What lawmakers want — and what may come next
The House committee has called for:
- Immediate deployment of personnel to priority crossings;
- An accelerated rollout of the e-border system to cover all high-risk land and marine routes;
- Inter-agency data-sharing platforms linking Immigration, Customs, the military and police; and
- Community-level engagement and local reporting networks to detect and deter clandestine crossings.
Lawmakers also signalled plans to summon the heads of the NIS, Customs and the Ministries of Interior and Defence for a full briefing and to press for emergency budgetary support to hire and train border staff.
Voices from the frontline
A border-security specialist in Abuja told AWC News: “Digital surveillance is important, but technology without boots on the ground and accountable local partnerships will only go so far. Criminals adapt fast — we must close the human gaps as quickly as we expand cameras and sensors.”
Community leaders in several border states echoed the call for more visible security presence and for economic programmes that reduce the incentives for locals to collude with smugglers.

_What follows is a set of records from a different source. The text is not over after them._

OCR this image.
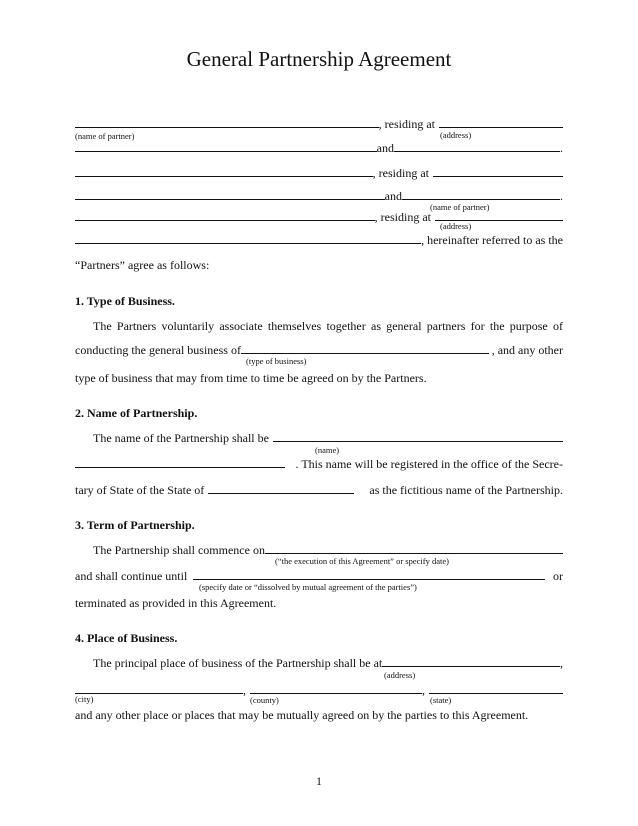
General Partnership Agreement
, residing at
(name of partner)	(address)
and	.
, residing at
and	.
(name of partner)
, residing at
(address)
, hereinafter referred to as the
“Partners” agree as follows:
1. Type of Business.
The Partners voluntarily associate themselves together as general partners for the purpose of
conducting the general business of	, and any other
(type of business)
type of business that may from time to time be agreed on by the Partners.
2. Name of Partnership.
The name of the Partnership shall be
(name)
. This name will be registered in the office of the Secre-
tary of State of the State of	as the fictitious name of the Partnership.
3. Term of Partnership.
The Partnership shall commence on
(“the execution of this Agreement” or specify date)
and shall continue until	or
(specify date or “dissolved by mutual agreement of the parties”)
terminated as provided in this Agreement.
4. Place of Business.
The principal place of business of the Partnership shall be at	,
(address)
,	,
(city)	(county)	(state)
and any other place or places that may be mutually agreed on by the parties to this Agreement.
1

Toward a whole-of-state response
Officials say a sustainable solution will require more than short-term deployments. The measures proposed include beefing up the Nigeria Immigration Service’s recruitment drive, fast-tracking legislation to criminalise facilitators of illegal mining and trafficking, and strengthening regional cooperation with Benin, Niger, Chad and Cameroon for coordinated patrols and intelligence sharing. Observers say joining the dots — from frontline enforcement to mineral-sector governance — is essential to deny criminal networks the revenues and routes they need to thrive.
Bottom line: The startling tally of unmanned entry points has turned Nigeria’s long-running border problem into an urgent national conversation. Closing nearly 1,900 security gaps will demand money, manpower, technology and political will — and fast. For now, the clock on action has started ticking. AWC News will follow developments as the House committee begins hearings.